I don't think it's inaccurate to regard a "process" as merely a sequence of causally-connected events, though. That notion covers the sorts of things that biological organisms do, to be sure, but it also opens up the field to a whole host of things that have nothing to do with biology - I think it's entirely accurate and fair to describe a volcanic eruption as a "process", so what we're going to end up doing is discussing where life begins and ends, probably.
I'd say fire is too simple to be considered alive. Similarly prions and an automobile assembly line.
Based on what? Complexity? The number of discrete processes that happen to occur comtemporaneously? My CPU has more transistors than IBM has employees - is it alive, based solely on its complexity?
Well, yes of course - that was my original point. I'd say if there is an isomorphism (of some reasonably high level of precision) between system S1 performing process P1 to another system S2 doing process P2 and we classify S1 as alive then S2 should also be so classified. It is the structure that is important.
it's entirely accurate and fair to describe a volcanic eruption as a "process",
Again yes, but it is a very simple process.
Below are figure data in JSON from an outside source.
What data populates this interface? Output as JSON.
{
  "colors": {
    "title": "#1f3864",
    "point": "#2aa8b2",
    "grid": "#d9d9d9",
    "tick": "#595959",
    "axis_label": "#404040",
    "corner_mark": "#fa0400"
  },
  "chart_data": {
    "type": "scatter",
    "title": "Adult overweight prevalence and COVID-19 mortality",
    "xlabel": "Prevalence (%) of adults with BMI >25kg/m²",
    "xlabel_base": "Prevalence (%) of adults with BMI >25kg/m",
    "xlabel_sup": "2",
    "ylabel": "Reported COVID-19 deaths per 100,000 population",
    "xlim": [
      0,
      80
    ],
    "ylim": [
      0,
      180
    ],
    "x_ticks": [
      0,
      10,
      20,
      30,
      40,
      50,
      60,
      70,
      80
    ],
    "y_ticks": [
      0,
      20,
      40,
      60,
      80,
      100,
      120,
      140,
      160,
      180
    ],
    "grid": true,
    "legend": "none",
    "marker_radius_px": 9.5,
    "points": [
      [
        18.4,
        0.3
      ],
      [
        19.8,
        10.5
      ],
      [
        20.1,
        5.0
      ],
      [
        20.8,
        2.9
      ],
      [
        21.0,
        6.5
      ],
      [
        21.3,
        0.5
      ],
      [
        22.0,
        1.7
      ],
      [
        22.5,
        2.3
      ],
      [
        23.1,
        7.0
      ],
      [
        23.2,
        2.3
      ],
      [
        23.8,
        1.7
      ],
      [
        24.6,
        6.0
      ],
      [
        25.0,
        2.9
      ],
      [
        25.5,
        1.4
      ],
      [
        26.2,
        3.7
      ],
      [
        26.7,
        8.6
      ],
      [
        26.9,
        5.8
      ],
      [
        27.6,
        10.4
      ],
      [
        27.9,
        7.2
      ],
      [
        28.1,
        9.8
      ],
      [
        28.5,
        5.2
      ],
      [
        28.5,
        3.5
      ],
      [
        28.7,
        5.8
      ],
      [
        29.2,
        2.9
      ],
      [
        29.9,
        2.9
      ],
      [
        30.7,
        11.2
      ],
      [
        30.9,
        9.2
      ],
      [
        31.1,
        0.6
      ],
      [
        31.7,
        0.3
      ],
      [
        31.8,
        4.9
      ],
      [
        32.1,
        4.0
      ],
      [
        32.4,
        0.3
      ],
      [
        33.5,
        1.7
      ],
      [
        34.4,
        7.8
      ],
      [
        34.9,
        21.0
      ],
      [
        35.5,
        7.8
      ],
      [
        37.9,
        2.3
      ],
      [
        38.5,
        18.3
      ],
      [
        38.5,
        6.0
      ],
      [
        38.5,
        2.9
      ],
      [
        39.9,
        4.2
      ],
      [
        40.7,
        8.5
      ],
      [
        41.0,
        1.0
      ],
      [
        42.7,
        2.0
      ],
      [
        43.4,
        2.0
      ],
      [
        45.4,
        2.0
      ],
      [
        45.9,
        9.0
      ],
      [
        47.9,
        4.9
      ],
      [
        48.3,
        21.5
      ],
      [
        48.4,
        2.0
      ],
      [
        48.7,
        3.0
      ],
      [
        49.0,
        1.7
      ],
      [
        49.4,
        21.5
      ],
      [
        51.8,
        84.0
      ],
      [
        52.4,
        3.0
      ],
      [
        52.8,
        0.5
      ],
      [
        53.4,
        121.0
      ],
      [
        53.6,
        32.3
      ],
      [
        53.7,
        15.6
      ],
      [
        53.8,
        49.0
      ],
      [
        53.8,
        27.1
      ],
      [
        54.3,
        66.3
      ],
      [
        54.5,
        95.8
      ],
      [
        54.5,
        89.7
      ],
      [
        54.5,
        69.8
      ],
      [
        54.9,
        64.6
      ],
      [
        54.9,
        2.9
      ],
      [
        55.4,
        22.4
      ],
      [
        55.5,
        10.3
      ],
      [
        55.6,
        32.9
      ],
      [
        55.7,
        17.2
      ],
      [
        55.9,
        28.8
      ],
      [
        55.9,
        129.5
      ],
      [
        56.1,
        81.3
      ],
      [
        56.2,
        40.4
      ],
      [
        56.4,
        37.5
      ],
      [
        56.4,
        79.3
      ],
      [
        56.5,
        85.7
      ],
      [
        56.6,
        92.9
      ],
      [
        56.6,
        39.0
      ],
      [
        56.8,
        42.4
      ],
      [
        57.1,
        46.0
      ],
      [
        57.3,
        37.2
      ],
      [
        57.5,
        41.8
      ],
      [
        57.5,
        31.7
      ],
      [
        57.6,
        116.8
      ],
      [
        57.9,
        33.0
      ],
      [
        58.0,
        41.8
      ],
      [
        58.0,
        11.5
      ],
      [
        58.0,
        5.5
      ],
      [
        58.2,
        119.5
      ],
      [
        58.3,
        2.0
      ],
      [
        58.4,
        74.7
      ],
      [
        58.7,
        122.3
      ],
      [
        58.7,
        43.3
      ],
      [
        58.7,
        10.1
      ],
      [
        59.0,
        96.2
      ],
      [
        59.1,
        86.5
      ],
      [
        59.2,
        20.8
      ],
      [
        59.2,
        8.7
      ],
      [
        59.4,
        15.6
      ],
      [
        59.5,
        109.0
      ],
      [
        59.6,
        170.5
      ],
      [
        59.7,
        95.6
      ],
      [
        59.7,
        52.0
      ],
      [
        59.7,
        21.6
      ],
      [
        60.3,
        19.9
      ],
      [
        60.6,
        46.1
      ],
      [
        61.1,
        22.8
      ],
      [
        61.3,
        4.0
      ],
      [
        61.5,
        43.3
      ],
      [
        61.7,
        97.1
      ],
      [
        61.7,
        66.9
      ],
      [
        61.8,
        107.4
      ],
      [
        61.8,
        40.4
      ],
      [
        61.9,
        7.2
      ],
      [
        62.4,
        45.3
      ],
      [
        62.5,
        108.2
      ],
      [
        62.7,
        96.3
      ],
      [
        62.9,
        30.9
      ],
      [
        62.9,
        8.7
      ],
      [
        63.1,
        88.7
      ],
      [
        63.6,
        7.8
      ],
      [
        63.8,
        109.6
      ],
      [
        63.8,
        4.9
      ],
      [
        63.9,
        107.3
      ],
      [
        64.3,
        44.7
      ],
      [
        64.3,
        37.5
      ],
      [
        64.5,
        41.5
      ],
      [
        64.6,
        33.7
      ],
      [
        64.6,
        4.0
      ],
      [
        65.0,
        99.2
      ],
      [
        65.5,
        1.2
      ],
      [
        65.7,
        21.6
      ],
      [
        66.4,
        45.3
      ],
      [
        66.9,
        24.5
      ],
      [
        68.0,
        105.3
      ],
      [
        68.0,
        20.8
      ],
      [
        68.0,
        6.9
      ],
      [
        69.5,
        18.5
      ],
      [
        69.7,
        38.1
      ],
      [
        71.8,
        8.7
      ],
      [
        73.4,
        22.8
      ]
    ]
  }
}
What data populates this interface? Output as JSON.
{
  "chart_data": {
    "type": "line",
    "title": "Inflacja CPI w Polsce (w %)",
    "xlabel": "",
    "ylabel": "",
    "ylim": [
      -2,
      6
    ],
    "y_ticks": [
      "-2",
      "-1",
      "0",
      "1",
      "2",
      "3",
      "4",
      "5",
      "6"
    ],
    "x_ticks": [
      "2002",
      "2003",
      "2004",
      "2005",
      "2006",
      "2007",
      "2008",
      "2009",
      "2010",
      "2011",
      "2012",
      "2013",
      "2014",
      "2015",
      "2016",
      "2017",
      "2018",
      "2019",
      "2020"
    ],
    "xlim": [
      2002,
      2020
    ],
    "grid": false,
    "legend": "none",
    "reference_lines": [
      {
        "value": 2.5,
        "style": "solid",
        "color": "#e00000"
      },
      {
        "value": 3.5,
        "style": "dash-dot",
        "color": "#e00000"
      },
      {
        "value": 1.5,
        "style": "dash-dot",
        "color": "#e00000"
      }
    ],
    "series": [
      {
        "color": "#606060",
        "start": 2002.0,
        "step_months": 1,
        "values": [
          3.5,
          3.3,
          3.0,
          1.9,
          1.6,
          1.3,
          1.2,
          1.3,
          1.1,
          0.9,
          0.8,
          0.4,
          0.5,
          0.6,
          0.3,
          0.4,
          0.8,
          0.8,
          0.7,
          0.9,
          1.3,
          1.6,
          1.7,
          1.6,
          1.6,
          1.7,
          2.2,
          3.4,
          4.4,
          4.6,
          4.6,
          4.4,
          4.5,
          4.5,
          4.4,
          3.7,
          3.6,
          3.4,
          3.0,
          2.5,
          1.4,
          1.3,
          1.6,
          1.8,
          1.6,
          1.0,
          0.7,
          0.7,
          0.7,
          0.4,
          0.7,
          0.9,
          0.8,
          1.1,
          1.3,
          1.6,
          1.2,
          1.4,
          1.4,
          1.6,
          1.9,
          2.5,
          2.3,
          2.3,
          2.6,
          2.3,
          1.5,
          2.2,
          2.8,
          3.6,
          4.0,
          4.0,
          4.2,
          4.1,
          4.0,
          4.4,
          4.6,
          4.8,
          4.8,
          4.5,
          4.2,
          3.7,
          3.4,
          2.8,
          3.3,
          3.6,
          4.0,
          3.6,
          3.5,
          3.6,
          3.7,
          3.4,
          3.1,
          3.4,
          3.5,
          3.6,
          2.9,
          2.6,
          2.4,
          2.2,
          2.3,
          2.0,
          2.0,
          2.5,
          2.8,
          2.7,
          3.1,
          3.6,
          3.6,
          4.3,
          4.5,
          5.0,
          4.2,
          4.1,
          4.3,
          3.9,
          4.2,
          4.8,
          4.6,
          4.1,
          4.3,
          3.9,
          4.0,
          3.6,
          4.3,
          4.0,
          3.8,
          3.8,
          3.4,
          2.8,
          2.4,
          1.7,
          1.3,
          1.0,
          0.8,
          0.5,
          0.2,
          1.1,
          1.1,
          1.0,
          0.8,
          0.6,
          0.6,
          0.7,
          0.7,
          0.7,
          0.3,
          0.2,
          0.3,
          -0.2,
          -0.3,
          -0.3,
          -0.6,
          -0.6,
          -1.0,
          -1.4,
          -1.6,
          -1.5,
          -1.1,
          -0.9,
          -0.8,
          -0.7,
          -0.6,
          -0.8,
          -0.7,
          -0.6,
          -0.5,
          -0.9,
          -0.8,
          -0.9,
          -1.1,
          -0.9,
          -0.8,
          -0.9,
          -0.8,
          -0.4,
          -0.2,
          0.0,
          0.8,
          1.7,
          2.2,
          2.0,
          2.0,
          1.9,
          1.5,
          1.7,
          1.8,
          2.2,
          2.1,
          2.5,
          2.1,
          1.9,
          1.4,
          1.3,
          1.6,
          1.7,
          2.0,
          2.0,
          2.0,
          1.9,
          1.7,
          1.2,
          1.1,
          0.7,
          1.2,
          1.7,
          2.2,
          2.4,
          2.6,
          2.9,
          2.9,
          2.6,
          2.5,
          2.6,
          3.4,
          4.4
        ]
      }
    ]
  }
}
Not much more complex really than the hydrologic cycle.
My CPU has more transistors than IBM has employees - is it alive, based solely on its complexity?
100,000,000 transistors all the same isn't complex. Granted that's an exaggeration (they're not all the same) but not a large one. The CPU would fail other criteria too. For example, it can't process without an environment of complexity similar to itself while living things maintain themselves by metabolizing simple inputs.